NORTH AMERICA - The US Court of Appeals for the District of Columbia Circuit has turned down an appeal that would have placed a block on new Country of Origin Labelling rules in the US.
The court denied plaintiffs’ appeal of a denial of their request for a preliminary injunction.
The preliminary injunction would prevent revised Country-of-Origin Labeling (COOL) regulations from remaining in effect while the plaintiffs’ lawsuit challenging the COOL regulations proceeds.
The latest court ruling affirms a decision by the US District Court for the District of Columbia made in September last year that also denied the request for a preliminary injunction.
As a result, the revised COOL regulations will remain in place while the case is pending.
“I am extremely pleased with today’s decision,” said Roger Johnson, US National Farmers Union (NFU) president.
“Yet again, claims that the revised COOL regulations are unconstitutional or inconsistent with the COOL statute have been rejected in federal court.”
“Today’s decision notes that COOL advances legitimate values, including consumer information and consumer choice.
“The Court of Appeals also explained that COOL labels can be seen as a sign that retailers ‘take pride in identifying the source of their products.’
“NFU’s family farmer- and rancher-members certainly take pride in the products they produce, and I am glad that consumers will be able to continue to identify their products at retail as a result of today’s decision.”
The court decision is the latest twist in the court saga that has been moved by a group of agriculture and meat industry organisations in the US to block the current COOL rules.
The case was filed on 8 July last year, by the National Cattlemen's Beef Association, American Meat Institute, Canadian Cattlemen's Association, Canadian Pork Council, North American Meat Association, American Association of Meat Processors, National Pork Producers Council, Southwest Meat Association and Mexico’s National Confederation of Livestock Organizations.
NFU, together with the United States Cattlemen’s Association, the American Sheep Industry Association and the Consumer Federation of America, intervened to defend the COOL regulations from challenge, and they actively participated in a briefing at the District Court and the Court of Appeals, as well as the preliminary injunction hearing at the District Court.

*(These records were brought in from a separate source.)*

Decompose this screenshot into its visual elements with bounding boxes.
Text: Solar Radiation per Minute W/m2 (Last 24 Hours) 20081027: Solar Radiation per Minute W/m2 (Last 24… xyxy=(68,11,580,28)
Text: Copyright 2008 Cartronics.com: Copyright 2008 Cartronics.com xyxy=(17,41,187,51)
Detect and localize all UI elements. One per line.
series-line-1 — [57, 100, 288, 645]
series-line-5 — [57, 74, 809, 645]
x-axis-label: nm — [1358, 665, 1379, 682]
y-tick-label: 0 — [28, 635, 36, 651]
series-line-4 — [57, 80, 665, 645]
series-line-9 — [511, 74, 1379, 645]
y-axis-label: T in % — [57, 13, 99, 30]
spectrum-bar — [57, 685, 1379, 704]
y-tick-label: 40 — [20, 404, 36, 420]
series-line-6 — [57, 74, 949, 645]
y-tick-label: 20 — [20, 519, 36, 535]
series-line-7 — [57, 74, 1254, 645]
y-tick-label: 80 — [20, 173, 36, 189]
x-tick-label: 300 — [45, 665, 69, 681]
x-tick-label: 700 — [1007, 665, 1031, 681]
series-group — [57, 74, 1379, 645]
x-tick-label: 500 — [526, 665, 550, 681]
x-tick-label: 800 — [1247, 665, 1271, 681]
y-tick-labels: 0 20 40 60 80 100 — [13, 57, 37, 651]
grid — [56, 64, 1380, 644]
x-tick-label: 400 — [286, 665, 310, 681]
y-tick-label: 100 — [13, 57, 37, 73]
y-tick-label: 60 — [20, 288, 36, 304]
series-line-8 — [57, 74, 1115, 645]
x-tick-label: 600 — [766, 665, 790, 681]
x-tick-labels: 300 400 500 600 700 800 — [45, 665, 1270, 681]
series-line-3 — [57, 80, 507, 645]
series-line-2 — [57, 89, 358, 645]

The Canadian Pork Council’s Chairman Jean-Guy Vincent said: “The Canadian Pork Council participated in the U.S. meat industry legal challenge as co-plaintiffs in the hope that a more expeditious and effective resolution of the matter could be achieved. It is essential that there be a legislated change for the U.S. to come into compliance with its WTO obligations on COOL.
“We are exploring several options to secure this objective. The court challenge is a separate and distinct process than WTO dispute settlement and our primary focus is prevailing at the WTO compliance panel.
“Failure to accept a result favourable to Canada and to make WTO consistent amendments to the COOL measure could lead to retaliatory tariffs against US exports.”